こうして日々、鍛えられていたんだな。そりゃ腕力くらべで敗北もするさ。
そして、ヨロヨロと戻ってきたティータちゃんを待っていたのは、
「じゃーん、幼虫さんの方でーす!!」
「これは珍しいですねー! ジャイアントハニービーの幼虫なんて、高級食材ですよー!!」
「え? これは大丈夫なの? なんで? どうしてなのー?」
「食べ物じゃないですか? 味わいは深く、非常に濃厚でクリーミィーだそうですよ?」
…………解せぬ。
この異世界ファンタ人どもの美醜の基準がまったく解せぬわ!!
「じゃあ、こっちは? グレーターブロードサッカーさんでーす!!」
「ぬ……ぬるぬる、ぬるぬるは……ぬるぬるなのですよー? ギルドマスターの命令です!! ぬるぬるを捨ててきてください!! そのぬるぬるに何の価値があるというのですかー!!」
うん、俺もそう思う。そう思っていた。
でも違ったんだよ!! こいつは空を飛んだんだ!! 偉大なるモモンガさんなんだよ!!

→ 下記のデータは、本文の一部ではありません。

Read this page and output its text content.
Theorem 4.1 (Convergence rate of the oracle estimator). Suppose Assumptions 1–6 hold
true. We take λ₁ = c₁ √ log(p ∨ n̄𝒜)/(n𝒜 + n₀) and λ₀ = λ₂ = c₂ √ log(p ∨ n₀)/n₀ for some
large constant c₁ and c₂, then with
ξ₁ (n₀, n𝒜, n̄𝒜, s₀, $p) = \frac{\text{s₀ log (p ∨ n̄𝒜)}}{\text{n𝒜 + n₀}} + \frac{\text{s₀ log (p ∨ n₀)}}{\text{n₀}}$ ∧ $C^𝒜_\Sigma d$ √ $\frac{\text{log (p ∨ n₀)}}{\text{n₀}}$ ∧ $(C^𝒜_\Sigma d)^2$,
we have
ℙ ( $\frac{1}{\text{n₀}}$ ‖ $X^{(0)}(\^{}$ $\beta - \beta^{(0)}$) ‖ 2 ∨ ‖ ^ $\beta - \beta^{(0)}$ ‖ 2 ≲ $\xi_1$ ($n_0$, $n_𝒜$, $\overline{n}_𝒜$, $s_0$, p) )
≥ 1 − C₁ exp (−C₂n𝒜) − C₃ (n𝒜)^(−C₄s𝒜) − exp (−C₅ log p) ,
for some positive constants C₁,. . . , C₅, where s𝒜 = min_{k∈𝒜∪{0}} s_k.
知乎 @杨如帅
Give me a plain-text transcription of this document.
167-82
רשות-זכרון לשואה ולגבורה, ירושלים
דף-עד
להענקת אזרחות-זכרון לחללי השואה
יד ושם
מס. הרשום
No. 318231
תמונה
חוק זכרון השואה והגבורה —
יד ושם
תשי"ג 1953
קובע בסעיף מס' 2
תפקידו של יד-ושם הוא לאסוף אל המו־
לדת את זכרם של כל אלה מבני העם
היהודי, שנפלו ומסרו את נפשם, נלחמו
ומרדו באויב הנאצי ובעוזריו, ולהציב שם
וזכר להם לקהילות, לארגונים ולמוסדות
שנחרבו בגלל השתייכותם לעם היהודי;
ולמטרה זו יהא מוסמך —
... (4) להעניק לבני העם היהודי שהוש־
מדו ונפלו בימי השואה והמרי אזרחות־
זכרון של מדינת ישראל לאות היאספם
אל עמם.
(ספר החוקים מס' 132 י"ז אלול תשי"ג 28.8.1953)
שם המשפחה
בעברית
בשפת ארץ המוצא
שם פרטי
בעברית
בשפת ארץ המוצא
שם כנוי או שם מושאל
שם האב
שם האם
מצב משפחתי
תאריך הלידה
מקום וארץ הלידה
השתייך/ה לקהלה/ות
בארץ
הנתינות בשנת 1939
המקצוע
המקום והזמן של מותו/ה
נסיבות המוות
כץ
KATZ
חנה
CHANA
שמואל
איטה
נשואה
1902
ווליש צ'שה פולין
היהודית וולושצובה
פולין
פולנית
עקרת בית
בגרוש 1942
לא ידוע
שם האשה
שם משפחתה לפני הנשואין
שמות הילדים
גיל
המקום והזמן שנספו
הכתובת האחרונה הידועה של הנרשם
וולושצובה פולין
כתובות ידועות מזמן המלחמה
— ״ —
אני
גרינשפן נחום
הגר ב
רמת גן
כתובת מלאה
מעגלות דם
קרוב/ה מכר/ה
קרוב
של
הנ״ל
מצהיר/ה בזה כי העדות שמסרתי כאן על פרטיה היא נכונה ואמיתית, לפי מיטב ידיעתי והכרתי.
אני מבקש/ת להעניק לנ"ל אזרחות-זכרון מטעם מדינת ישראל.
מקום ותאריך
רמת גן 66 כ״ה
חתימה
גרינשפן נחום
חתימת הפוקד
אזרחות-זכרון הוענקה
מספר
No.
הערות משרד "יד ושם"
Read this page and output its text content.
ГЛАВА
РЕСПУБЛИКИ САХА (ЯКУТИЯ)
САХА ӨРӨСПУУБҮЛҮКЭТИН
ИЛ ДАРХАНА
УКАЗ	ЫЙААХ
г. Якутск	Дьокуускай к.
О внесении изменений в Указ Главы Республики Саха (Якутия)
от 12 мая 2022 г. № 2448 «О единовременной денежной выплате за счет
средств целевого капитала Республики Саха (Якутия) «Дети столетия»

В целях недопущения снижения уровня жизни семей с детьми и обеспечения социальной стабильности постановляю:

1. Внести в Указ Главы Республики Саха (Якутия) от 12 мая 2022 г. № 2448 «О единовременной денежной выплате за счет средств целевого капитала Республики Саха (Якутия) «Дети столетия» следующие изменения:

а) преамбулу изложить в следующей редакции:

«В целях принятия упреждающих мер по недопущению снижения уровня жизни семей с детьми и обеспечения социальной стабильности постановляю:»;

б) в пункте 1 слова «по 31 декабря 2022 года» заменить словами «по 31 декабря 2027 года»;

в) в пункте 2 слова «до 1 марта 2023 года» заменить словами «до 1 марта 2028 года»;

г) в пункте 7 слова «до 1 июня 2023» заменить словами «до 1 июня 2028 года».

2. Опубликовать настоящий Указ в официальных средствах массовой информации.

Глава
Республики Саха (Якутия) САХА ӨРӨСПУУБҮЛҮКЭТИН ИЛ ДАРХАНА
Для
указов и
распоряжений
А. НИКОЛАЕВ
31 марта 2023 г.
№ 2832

「おかしいなぁ? 通りすがりの行商人さんが、グレーターブロードサッカーは、吊るし切りにするとプリプリの食感がたまらない高級食材になるって言ってたんだけどなぁ?」
よくよく見たならば、コイツの見た目はアンコウっぽい。
種族は違えど色形は似ている、木の枝で突付いた弾力もたしかにプリプリしていた。
カタツムリだってエスカルゴ! ゲテモノは高級食材待ったなし!! 俺は喰わぬがな?
「あ、そうだ!! 忘れるところだった!! このヌルヌルは荒塩をつかって、よ~く手揉み洗いすると良いらしいですよ? えぇ、ブラシじゃなくて手揉み洗いでっ!!」
ティータちゃんの美しい翡翠の瞳から、色彩が消えた。
感情を消して対応を……ぬるぬるさんを奥に運ぶために手で掴み、かけて逃げ出した!!
ふははははははははははははは!! 勝った!! 余の勝利だ!! 俺の完全勝利だ!!
「ティータちゃんのお父さん。五匹ほど置いていきますんで、後はおねがいしますねー?」
「おう、任せておいてくれ。キッチリと捌き方を教えておくからよ!! あと、仕置きもな」
流石はティータちゃんのお父さんだ。娘にも全く容赦が無い。
容赦なんてしてたら、冒険者ギルドのマスターとして育たないんだよ。
ちなみに、冒険者ギルドに持ち込まれた魔物は基本的にギルド内で解体される。解体も一つの作業であり無料ではないからだ。
特殊すぎる素材。フグ……などは、専門の業者にそのまま卸されるらしいが。
冒険者の夢見亭。十二歳の少女がマスターを勤める冒険者ギルド。
そうでありながらあらゆる魔物に精通し、あらゆる魔物の解体を行なう。さすがはファンタジー世界だね。なんて簡単な話しじゃないんだろう。必死の努力の末のティータ先生だ。
これからも頼りにさせてもらいますよ。……それでは、あと十匹ほどぬるぬるを追加しておきますねー?